The old man gazed around the room, glanced at each face in turn, and finally said —
"I see none here but paltry knaves, scum o' the streets. Which is he?"
The jailer laughed.
"Here," he said; "scan this big animal, and grant me an opinion."
The old man approached, and looked Hendon over, long and earnestly, then shook his head and said —
"Marry, THIS is no Hendon — nor ever was!"
"Right! Thy old eyes are sound yet. An' I were Sir Hugh, I would take the shabby carle and — "
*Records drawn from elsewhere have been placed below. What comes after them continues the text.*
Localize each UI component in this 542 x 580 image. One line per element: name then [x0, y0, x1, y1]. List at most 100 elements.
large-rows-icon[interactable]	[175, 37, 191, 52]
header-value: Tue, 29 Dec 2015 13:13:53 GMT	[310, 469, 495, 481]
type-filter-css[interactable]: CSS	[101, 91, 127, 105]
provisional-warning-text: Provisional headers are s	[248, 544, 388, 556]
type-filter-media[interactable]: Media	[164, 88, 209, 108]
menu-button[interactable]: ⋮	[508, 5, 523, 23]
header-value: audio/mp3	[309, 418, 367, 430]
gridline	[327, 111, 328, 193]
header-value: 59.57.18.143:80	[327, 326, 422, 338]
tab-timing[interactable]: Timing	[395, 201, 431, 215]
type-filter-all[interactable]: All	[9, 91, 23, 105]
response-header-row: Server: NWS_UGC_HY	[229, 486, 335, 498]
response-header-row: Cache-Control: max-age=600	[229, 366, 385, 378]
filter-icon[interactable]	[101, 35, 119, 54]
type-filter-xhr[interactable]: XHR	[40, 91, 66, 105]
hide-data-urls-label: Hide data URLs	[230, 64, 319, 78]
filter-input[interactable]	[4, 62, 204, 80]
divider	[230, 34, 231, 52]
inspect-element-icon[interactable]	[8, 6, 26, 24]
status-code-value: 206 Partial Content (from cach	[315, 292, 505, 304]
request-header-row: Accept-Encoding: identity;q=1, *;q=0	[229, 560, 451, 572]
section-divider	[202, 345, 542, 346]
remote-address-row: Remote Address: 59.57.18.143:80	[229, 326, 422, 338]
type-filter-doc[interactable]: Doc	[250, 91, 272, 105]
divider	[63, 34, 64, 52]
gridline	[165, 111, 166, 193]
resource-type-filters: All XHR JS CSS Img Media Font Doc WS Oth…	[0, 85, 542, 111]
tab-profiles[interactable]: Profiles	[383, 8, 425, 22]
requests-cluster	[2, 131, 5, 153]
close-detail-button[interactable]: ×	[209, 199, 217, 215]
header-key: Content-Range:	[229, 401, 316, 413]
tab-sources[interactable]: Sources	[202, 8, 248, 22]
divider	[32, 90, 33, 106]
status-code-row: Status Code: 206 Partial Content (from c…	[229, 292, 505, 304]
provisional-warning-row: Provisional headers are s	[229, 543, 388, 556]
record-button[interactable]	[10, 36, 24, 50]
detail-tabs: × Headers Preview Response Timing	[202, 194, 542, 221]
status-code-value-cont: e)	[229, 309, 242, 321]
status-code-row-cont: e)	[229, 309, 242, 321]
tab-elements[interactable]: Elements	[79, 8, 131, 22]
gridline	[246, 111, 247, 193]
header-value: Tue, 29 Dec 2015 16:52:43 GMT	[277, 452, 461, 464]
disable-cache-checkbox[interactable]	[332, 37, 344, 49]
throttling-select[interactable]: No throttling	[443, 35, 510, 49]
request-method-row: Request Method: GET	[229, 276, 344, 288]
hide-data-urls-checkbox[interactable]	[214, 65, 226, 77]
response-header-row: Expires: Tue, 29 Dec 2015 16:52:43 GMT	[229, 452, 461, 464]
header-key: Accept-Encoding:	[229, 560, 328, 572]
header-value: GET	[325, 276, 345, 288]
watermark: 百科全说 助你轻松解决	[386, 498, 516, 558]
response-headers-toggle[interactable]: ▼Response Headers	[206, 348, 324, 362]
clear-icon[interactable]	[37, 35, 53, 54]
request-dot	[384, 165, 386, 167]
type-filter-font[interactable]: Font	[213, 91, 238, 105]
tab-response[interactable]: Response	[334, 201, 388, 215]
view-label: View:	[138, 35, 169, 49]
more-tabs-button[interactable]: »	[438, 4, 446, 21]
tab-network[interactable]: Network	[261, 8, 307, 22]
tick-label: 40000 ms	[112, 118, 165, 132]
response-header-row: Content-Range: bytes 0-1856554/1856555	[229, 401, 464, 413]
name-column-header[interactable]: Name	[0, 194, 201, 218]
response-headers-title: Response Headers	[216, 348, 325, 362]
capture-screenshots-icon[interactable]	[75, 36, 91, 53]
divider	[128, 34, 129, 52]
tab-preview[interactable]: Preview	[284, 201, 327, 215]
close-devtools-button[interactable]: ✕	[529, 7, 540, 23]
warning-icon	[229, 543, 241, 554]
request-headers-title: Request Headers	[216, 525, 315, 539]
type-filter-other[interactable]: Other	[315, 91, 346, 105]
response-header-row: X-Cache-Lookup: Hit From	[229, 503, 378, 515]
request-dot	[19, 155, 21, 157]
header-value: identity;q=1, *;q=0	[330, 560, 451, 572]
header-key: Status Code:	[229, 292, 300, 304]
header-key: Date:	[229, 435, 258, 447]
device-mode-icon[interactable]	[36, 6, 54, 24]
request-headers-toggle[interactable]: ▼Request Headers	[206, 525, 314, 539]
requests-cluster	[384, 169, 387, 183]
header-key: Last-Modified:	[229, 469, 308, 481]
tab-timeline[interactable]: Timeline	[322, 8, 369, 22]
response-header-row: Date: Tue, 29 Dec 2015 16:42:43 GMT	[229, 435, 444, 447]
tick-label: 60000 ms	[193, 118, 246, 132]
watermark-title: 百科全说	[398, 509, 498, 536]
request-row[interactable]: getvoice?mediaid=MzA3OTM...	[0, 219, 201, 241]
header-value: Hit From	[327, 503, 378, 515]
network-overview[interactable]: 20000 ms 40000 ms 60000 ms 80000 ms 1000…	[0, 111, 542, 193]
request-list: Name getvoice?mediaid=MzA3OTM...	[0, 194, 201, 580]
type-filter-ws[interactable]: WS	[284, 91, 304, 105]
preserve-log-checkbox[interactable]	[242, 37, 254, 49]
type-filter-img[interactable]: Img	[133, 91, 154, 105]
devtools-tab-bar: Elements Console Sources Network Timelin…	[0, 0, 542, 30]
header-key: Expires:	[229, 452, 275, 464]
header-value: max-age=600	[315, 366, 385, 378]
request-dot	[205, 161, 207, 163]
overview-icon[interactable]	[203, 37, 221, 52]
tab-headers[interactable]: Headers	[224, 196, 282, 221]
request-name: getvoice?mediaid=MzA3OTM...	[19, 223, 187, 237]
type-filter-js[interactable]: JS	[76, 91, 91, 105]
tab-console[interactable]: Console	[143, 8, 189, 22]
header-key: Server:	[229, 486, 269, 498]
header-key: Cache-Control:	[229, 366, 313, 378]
The jailer finished by lifting himself a-tip-toe with an imaginary halter, at the same time making a gurgling noise in his throat suggestive of suffocation. The old man said, vindictively —
"Let him bless God an' he fare no worse. An' I had the handling o' the villain he should roast, or I am no true man!"
The jailer laughed a pleasant hyena laugh, and said —
"Give him a piece of thy mind, old man — they all do it. Thou'lt find it good diversion."
Then he sauntered toward his ante-room and disappeared. The old man dropped upon his knees and whispered —
"God be thanked, thou'rt come again, my master! I believed thou wert dead these seven years, and lo, here thou art alive! I knew thee the moment I saw thee; and main hard work it was to keep a stony countenance and seem to see none here but tuppenny knaves and rubbish o' the streets. I am old and poor, Sir Miles; but say the word and I will go forth and proclaim the truth though I be strangled for it."
"No," said Hendon; "thou shalt not. It would ruin thee, and yet help but little in my cause. But I thank thee, for thou hast given me back somewhat of my lost faith in my kind."
The old servant became very valuable to Hendon and the King; for he dropped in several times a day to 'abuse' the former, and always smuggled in a few delicacies to help out the prison bill of fare; he also furnished the current news. Hendon reserved the dainties for the King; without them his Majesty might not have survived, for he was not able to eat the coarse and wretched food provided by the jailer. Andrews was obliged to confine himself to brief visits, in order to avoid suspicion; but he managed to impart a fair degree of information each time — information delivered in a low voice, for Hendon's benefit, and interlarded with insulting epithets delivered in a louder voice for the benefit of other hearers.
So, little by little, the story of the family came out. Arthur had been dead six years. This loss, with the absence of news from Hendon, impaired the father's health; he believed he was going to die, and he wished to see Hugh and Edith settled in life before he passed away; but Edith begged hard for delay, hoping for Miles's return; then the letter came which brought the news of Miles's death; the shock prostrated Sir Richard; he believed his end was very near, and he and Hugh insisted upon the marriage; Edith begged for and obtained a month's respite, then another, and finally a third; the marriage then took place by the death-bed of Sir Richard. It had not proved a happy one. It was whispered about the country that shortly after the nuptials the bride found among her husband's papers several rough and incomplete drafts of the fatal letter, and had accused him of precipitating the marriage — and Sir Richard's death, too — by a wicked forgery. Tales of cruelty to the Lady Edith and the servants were to be heard on all hands; and since the father's death Sir Hugh had thrown off all soft disguises and become a pitiless master toward all who in any way depended upon him and his domains for bread.